First, the Raiderettes sued the Raiders after alleging the team engaged in wage theft and unfair employment practices, and then, the Ben-Gals sued the Bengals for paying under minimum wage.
Now, via Deadspin, the Jills have filed a lawsuit against the Bills, the Citadel Communications Company and Stejons Productions Corporation in which the cheerleaders claim they weren't paid for game days or mandatory biweekly practices and, instead, were exploited by not being paid minimum wage.
The lawsuit states that the defendents were "in flagrant violation of numerous laws of the State of New York, exploited plaintiffs, who worked for them as members of the Bills' cheerleading squad, by failing to pay them for all hours they worked each season. The Bills, Citadel and Stejon also failed to reimburse the Jills for certain business expenses, failed to pay them in a timely manner, took unlawful deductions and kick-backs from the Jills wages, unlawfully took gratuities paid to the Jills, failed to adhere to the notice and record keeping requirements of the Wage Theft Prevention Act, and were unjustly enriched as a result of the Jills' work."
The plaintiffs also say the team's members are required to make between 20-35 appearances at corporate, community and charity events per year (along with six mandatory events that did not count toward those first 20-35). The majority of those, the lawsuit says, were unpaid.
The cheerleaders also could be subject to penalties for a variety of offenses, including "failing the 'jiggle test.'"

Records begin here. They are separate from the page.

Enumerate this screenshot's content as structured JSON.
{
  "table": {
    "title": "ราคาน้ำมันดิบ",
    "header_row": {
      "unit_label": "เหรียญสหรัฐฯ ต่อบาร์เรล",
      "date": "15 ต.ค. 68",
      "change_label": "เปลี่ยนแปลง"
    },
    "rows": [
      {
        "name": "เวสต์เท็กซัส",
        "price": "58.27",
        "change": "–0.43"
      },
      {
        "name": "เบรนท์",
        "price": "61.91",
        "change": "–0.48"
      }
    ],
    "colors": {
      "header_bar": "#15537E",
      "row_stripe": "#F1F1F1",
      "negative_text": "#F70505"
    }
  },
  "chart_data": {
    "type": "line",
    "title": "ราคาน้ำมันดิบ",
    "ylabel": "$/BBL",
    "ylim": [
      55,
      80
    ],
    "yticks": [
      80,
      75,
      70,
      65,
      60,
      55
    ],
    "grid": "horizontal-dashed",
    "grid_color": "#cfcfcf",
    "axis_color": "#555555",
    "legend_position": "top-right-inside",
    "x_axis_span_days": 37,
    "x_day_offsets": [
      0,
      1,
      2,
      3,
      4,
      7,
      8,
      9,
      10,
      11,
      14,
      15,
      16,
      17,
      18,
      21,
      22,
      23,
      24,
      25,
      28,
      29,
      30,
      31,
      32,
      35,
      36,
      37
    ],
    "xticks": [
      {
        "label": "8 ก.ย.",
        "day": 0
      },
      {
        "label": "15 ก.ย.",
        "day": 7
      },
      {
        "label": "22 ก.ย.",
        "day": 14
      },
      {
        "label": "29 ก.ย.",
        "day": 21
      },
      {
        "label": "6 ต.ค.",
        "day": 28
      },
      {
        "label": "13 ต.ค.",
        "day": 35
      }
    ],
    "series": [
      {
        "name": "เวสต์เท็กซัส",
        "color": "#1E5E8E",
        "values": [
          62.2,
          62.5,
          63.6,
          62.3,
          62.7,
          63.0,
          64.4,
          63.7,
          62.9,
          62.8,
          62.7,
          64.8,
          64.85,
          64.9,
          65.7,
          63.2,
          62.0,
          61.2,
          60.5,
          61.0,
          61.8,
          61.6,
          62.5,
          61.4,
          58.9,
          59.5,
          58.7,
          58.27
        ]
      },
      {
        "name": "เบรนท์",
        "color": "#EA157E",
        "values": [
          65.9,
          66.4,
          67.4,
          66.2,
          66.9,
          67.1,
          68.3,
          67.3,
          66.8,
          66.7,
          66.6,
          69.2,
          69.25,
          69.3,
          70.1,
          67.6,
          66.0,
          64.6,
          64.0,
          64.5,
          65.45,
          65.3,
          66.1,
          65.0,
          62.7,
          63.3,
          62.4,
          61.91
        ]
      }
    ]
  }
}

In an interesting twist, the lawsuit also discusses the team's expectations for the cheerleaders' grooming habits and hygiene. Particularly, the team wanted to make sure the Jills were washing themselves properly while taking appropriate measures for menstruation and shaving. Make sure to check out this Slate article if you'd like the details.
So, that's three teams out of the 32 that have been sued thus far. At this point, it wouldn't exactly be a surprise if we see more of these kinds of lawsuits.